In an effort to free IT time on this task and automate the audit process, Eck starting thinking of ways to use BackupProfiler's historical database of backup information and built-in reporting functionality to satisfy SOX audit requests. "I determined we could just run a report at the start of the month that shows the previous month's [backup job] history. Then we put it in the central repository where all the SOX-compliant documents need to go," Eck explains. "Now, auditors can go straight into that directory and look at the specific report they need. By automating the reporting, it took us out of the loop for the time needed to sit down with the auditor."

The various applications and management teams just let Eck know up-front when a server is associated with a SOX-targeted financial application or financial data. From there, he and his team maintain a monthly report for each application, with backup information related to the various file systems or database servers associated with it.

Eck's advice for others facing these types of issues: "Identify what it is that you need to comply with and how you need to report that. Then, if possible, find a way to automate it. Find a tool that can help you report on those issues in a proven, repeatable manner."

Archiving platform addresses regulation
Another healthcare environment currently girding itself for the impact of current and future compliance legislation is the University Hospitals Leuven, one of Belgium's largest hospitals with a strong heritage in medical research.

According to Reinoud Reynders, IT manager for infrastructure and operations, the hospital had decided early on that its "internal compliance" policy would involve keeping virtually every piece of data forever, so that as much data as possible could be made available for medical research. "We now have electronic patient records going back more than 20 years," says Reynders, a policy that has helped the hospital keep up with the mounting regulations Belgium has begun to impose on healthcare organizations with regard to retention of patient data.

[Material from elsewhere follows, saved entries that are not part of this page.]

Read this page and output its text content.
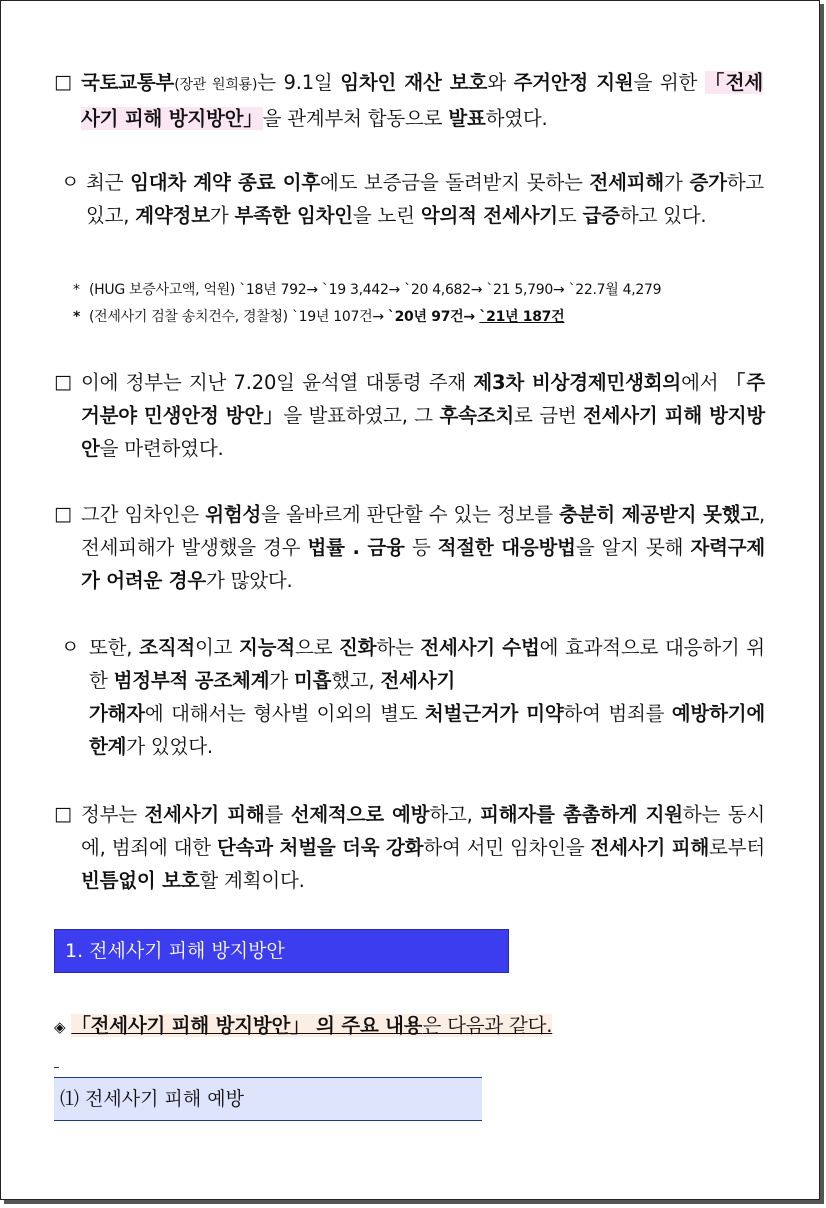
□ 국토교통부(장관 원희룡)는 9.1일 임차인 재산 보호와 주거안정 지원을 위한 「전세사기 피해 방지방안」을 관계부처 합동으로 발표하였다.
ㅇ 최근 임대차 계약 종료 이후에도 보증금을 돌려받지 못하는 전세피해가 증가하고 있고, 계약정보가 부족한 임차인을 노린 악의적 전세사기도 급증하고 있다.
* (HUG 보증사고액, 억원) `18년 792→ `19 3,442→ `20 4,682→ `21 5,790→ `22.7월 4,279
* (전세사기 검찰 송치건수, 경찰청) `19년 107건→ `20년 97건→ `21년 187건
□ 이에 정부는 지난 7.20일 윤석열 대통령 주재 제3차 비상경제민생회의에서 「주거분야 민생안정 방안」을 발표하였고, 그 후속조치로 금번 전세사기 피해 방지방안을 마련하였다.
□ 그간 임차인은 위험성을 올바르게 판단할 수 있는 정보를 충분히 제공받지 못했고, 전세피해가 발생했을 경우 법률 . 금융 등 적절한 대응방법을 알지 못해 자력구제가 어려운 경우가 많았다.
ㅇ 또한, 조직적이고 지능적으로 진화하는 전세사기 수법에 효과적으로 대응하기 위한 범정부적 공조체계가 미흡했고, 전세사기
가해자에 대해서는 형사벌 이외의 별도 처벌근거가 미약하여 범죄를 예방하기에 한계가 있었다.
□ 정부는 전세사기 피해를 선제적으로 예방하고, 피해자를 촘촘하게 지원하는 동시에, 범죄에 대한 단속과 처벌을 더욱 강화하여 서민 임차인을 전세사기 피해로부터 빈틈없이 보호할 계획이다.
1. 전세사기 피해 방지방안
◈ 「전세사기 피해 방지방안」 의 주요 내용은 다음과 같다.
⑴ 전세사기 피해 예방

Much of this type of data is now required to be kept for more than 30 years. Legislation regarding retention of digital X-ray images within a PACS system is also sure to follow soon as well, according to Reynders.

But Reynders is confident that his current storage and archiving infrastructure will allow him to handle any new compliance requirements. A long-time Network Appliance customer, the hospital already had a few NetApp FAS clustered storage systems in use to support its primary application databases such as SQL Server and Sybase, where Reynders boosts performance by storing data and database logs on separate NetApp systems to accommodate the high transaction rates required by 1,500 simultaneous users.

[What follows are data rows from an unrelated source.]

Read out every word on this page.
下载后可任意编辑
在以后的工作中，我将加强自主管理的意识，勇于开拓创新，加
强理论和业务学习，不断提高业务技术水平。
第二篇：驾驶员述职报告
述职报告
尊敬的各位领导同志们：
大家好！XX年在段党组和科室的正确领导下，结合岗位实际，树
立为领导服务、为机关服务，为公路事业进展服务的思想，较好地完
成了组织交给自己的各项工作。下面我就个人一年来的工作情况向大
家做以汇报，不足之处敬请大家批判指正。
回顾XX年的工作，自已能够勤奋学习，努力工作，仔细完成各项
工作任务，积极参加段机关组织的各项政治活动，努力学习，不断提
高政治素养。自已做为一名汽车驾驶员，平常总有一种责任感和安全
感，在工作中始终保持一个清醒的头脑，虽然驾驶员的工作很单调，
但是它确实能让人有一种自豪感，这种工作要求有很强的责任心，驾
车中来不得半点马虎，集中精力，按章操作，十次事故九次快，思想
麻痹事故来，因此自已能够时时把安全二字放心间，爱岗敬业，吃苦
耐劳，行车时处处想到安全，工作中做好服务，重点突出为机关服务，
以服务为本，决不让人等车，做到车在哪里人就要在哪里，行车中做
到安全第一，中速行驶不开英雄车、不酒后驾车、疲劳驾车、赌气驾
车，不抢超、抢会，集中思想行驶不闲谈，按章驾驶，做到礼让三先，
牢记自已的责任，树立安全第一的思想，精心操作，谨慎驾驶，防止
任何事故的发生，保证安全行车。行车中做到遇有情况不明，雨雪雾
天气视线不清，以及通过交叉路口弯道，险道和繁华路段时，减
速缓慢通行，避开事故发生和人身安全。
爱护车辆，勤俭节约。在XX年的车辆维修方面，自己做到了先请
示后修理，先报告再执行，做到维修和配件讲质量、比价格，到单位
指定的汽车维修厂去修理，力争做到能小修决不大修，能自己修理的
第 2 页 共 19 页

When the hospital began its digital X-ray imaging PACS project four years ago, it decided from the start to both store and archive initial PACS images online, directly on ATA disk systems—specifically, NetApp's NearStore R200 and R50 storage systems, which store 50TB of digital cardiology and radiology images (which grow by about 15TB each year).

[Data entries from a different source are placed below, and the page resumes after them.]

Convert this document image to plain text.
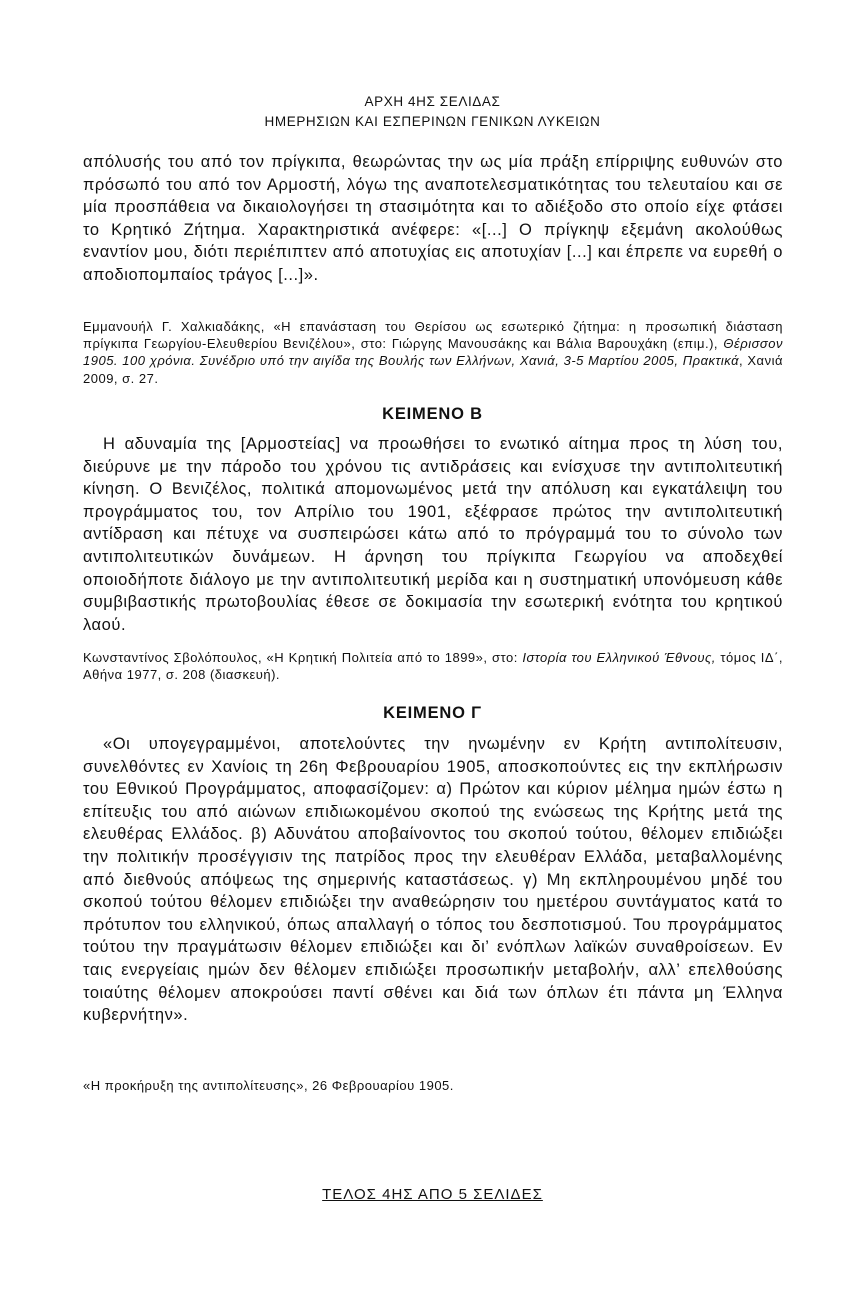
ΑΡΧΗ 4ΗΣ ΣΕΛΙΔΑΣ
ΗΜΕΡΗΣΙΩΝ ΚΑΙ ΕΣΠΕΡΙΝΩΝ ΓΕΝΙΚΩΝ ΛΥΚΕΙΩΝ
απόλυσής του από τον πρίγκιπα, θεωρώντας την ως μία πράξη επίρριψης ευθυνών στο πρόσωπό του από τον Αρμοστή, λόγω της αναποτελεσματικότητας του τελευταίου και σε μία προσπάθεια να δικαιολογήσει τη στασιμότητα και το αδιέξοδο στο οποίο είχε φτάσει το Κρητικό Ζήτημα. Χαρακτηριστικά ανέφερε: «[...] Ο πρίγκηψ εξεμάνη ακολούθως εναντίον μου, διότι περιέπιπτεν από αποτυχίας εις αποτυχίαν [...] και έπρεπε να ευρεθή ο αποδιοπομπαίος τράγος [...]».
Εμμανουήλ Γ. Χαλκιαδάκης, «Η επανάσταση του Θερίσου ως εσωτερικό ζήτημα: η προσωπική διάσταση πρίγκιπα Γεωργίου-Ελευθερίου Βενιζέλου», στο: Γιώργης Μανουσάκης και Βάλια Βαρουχάκη (επιμ.), Θέρισσον 1905. 100 χρόνια. Συνέδριο υπό την αιγίδα της Βουλής των Ελλήνων, Χανιά, 3-5 Μαρτίου 2005, Πρακτικά, Χανιά 2009, σ. 27.
ΚΕΙΜΕΝΟ Β
Η αδυναμία της [Αρμοστείας] να προωθήσει το ενωτικό αίτημα προς τη λύση του, διεύρυνε με την πάροδο του χρόνου τις αντιδράσεις και ενίσχυσε την αντιπολιτευτική κίνηση. Ο Βενιζέλος, πολιτικά απομονωμένος μετά την απόλυση και εγκατάλειψη του προγράμματος του, τον Απρίλιο του 1901, εξέφρασε πρώτος την αντιπολιτευτική αντίδραση και πέτυχε να συσπειρώσει κάτω από το πρόγραμμά του το σύνολο των αντιπολιτευτικών δυνάμεων. Η άρνηση του πρίγκιπα Γεωργίου να αποδεχθεί οποιοδήποτε διάλογο με την αντιπολιτευτική μερίδα και η συστηματική υπονόμευση κάθε συμβιβαστικής πρωτοβουλίας έθεσε σε δοκιμασία την εσωτερική ενότητα του κρητικού λαού.
Κωνσταντίνος Σβολόπουλος, «Η Κρητική Πολιτεία από το 1899», στο: Ιστορία του Ελληνικού Έθνους, τόμος ΙΔ΄, Αθήνα 1977, σ. 208 (διασκευή).
ΚΕΙΜΕΝΟ Γ
«Οι υπογεγραμμένοι, αποτελούντες την ηνωμένην εν Κρήτη αντιπολίτευσιν, συνελθόντες εν Χανίοις τη 26η Φεβρουαρίου 1905, αποσκοπούντες εις την εκπλήρωσιν του Εθνικού Προγράμματος, αποφασίζομεν: α) Πρώτον και κύριον μέλημα ημών έστω η επίτευξις του από αιώνων επιδιωκομένου σκοπού της ενώσεως της Κρήτης μετά της ελευθέρας Ελλάδος. β) Αδυνάτου αποβαίνοντος του σκοπού τούτου, θέλομεν επιδιώξει την πολιτικήν προσέγγισιν της πατρίδος προς την ελευθέραν Ελλάδα, μεταβαλλομένης από διεθνούς απόψεως της σημερινής καταστάσεως. γ) Μη εκπληρουμένου μηδέ του σκοπού τούτου θέλομεν επιδιώξει την αναθεώρησιν του ημετέρου συντάγματος κατά το πρότυπον του ελληνικού, όπως απαλλαγή ο τόπος του δεσποτισμού. Του προγράμματος τούτου την πραγμάτωσιν θέλομεν επιδιώξει και δι’ ενόπλων λαϊκών συναθροίσεων. Εν ταις ενεργείαις ημών δεν θέλομεν επιδιώξει προσωπικήν μεταβολήν, αλλ’ επελθούσης τοιαύτης θέλομεν αποκρούσει παντί σθένει και διά των όπλων έτι πάντα μη Έλληνα κυβερνήτην».
«Η προκήρυξη της αντιπολίτευσης», 26 Φεβρουαρίου 1905.
ΤΕΛΟΣ 4ΗΣ ΑΠΟ 5 ΣΕΛΙΔΕΣ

In terms of compliance, Reynders readily admits: "There's no regulation on PACS currently in Belgium, but we know this will come." He adds that, "With our NetApp systems, we are ready for that. We can easily activate WORM functionality on those systems. We don't do that today because we're not required to do so. But, when a regulation requires it, we'll be ready. We can easily transform our normal volumes we have today into WORM volumes."

Reynders also sees NetApp's optional WORM functionality (available via NetApp's SnapLock software option) being useful in the future for compliance restrictions related to e-mail. A Symantec Enterprise Vault customer, the hospital archives e-mail for nearly 6,000 Microsoft Exchange mailboxes onto the NetApp NearStore platform. Primary Exchange mailbox stores, which amount to almost 200GB, are housed on a NetApp FAS 3050 cluster. Reynders estimates the Enterprise Vault archive will likely grow to approximately 1TB by year-end.

This type of platform mix suits Reynders for a couple of reasons. "All of our users will have an unlimited mailbox, and I have an Exchange Server I can restore very fast," he explains. "Secondly, when I want to initiate journaling and WORM functionality on my archive, I can do it very easily."